Grâce aux révélations que nous apporte chaque segment, on appréhende mieux la psychologie de ceux qui les incarne. L’enquête progresse au rythme de nos rencontres avec les personnages, en même temps que les éléments horrifiques du scénario se dévoilent. Malgré la multiplication des sous-intrigues, Cregger ne perd jamais de vue que la disparition mystérieuse de ces 17 enfants reste le cœur du récit, un récit auquel on s’accroche de plus en plus en espérant une seule chose, que le dénouement soit à la hauteur de ce qui nous y a amené. Avouons-le, ce n’est pas tout à fait le cas. Mais c’est aussi parce que Cregger a déployé jusqu’à là une mise en scène d’une maitrise épatante, si bien qu’on n’est pas loin de penser que le chemin pour y arriver importe plus que la résolution elle-même.

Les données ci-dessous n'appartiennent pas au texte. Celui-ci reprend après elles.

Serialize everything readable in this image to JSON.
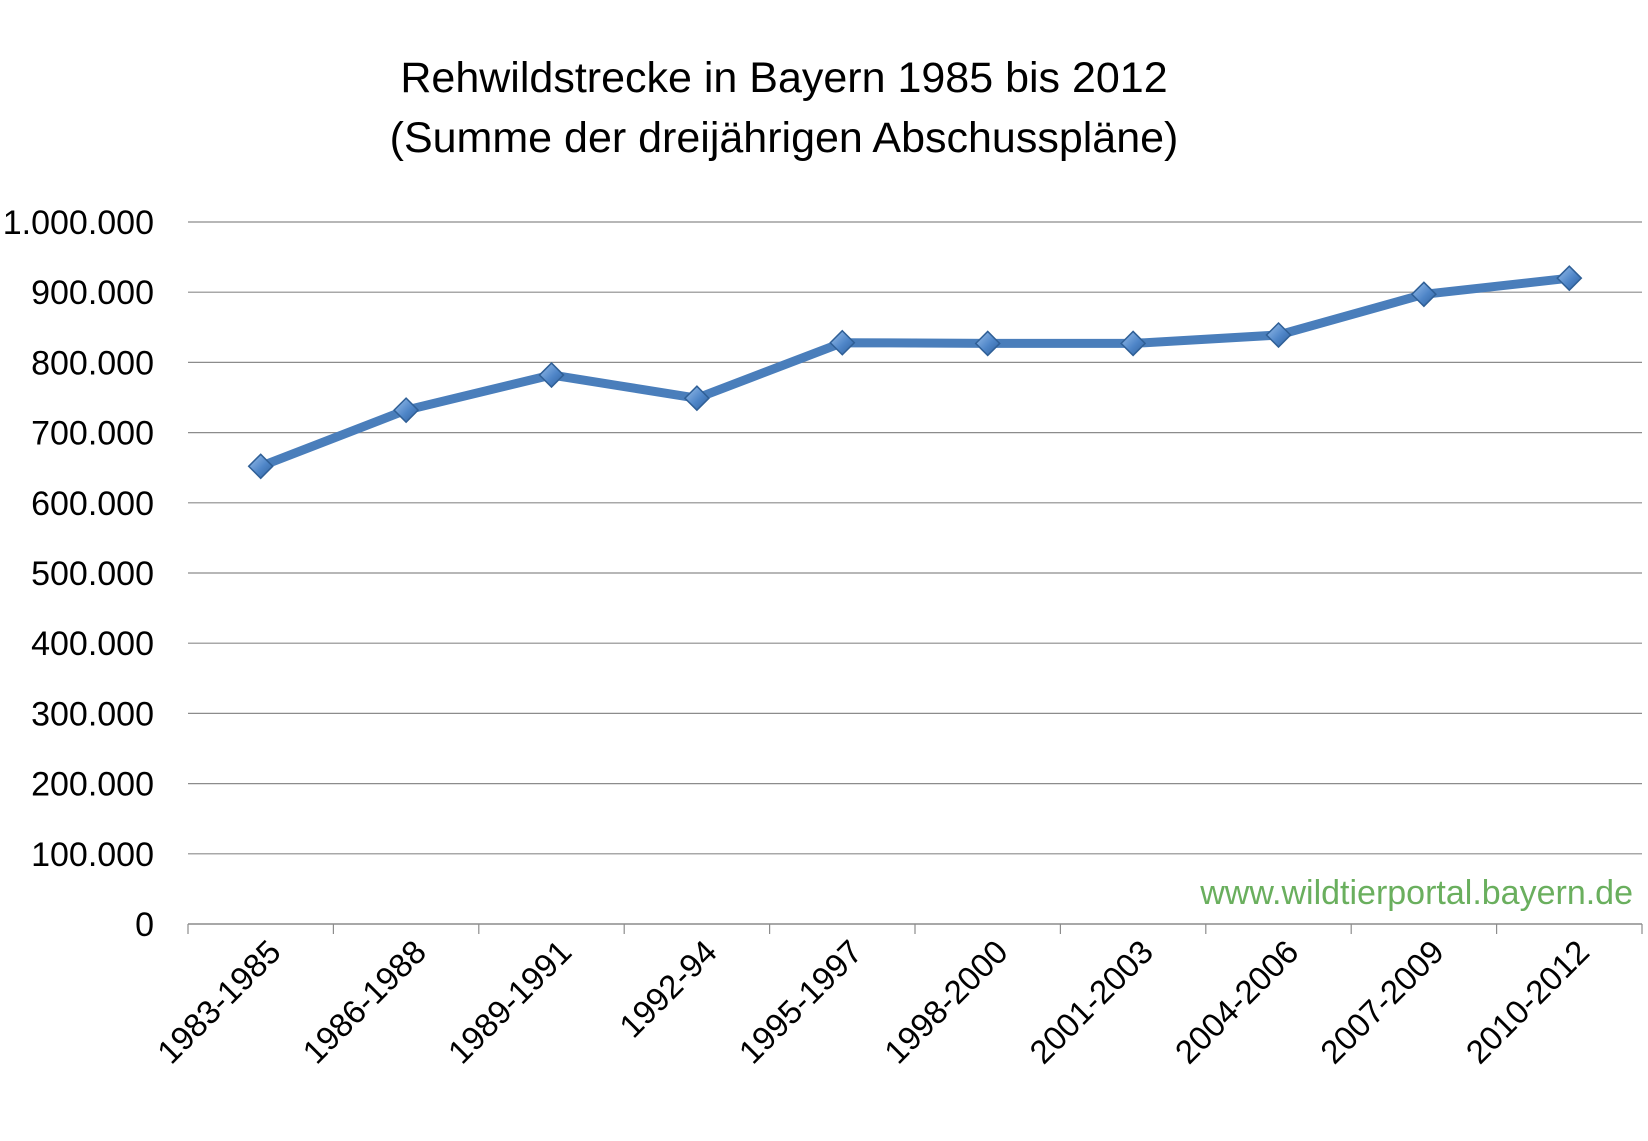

Dans sa manière de raconter, Cregger ne laisse rien au hasard, faisant preuve d’une technique irréprochable (travelling, zoom, plans fixe..), d’un sens du récit exceptionnel et d’un vrai talent pour traduire l’angoisse et l’incompréhension autant que la peine.
Que ce soit dans la diversité et l’intelligence de ses plans, l’usage parcimonieux des codes du film d’horreur, le très juste dosage des effets dramatiques, ou le soutien d’une musique originale parfaitement adaptée, Evanouis donne l’impression d’une œuvre parfaitement aboutie. On remarquera également le recours bienvenu à un humour presque grotesque pour désamorcer le malaise et l’inconfort que peuvent provoquer certaines scènes.
Zach Cregger démontre une créativité et une singularité qu’on n’avait pas observé depuis longtemps au sein des studios US. Un peu comme quand Nolan faisait Memento, Villeneuve Incendies ou, si on remonte encore plus loin, Shyamalan Le 6ème sens.
On sort de Evanouis avec la conviction d’avoir vu quelque chose d’original, de brillant, un film profondément et durablement marquant pour le cinéma d’horreur. Et l’éclosion d’un réalisateur qui va compter à l’avenir.

Synopsis : Lorsque tous les enfants d’une même classe, à l’exception d’un, disparaissent mystérieusement la même nuit, à la même heure, la ville entière cherche à découvrir qui — ou quoi — est à l’origine de ce phénomène inexpliqué.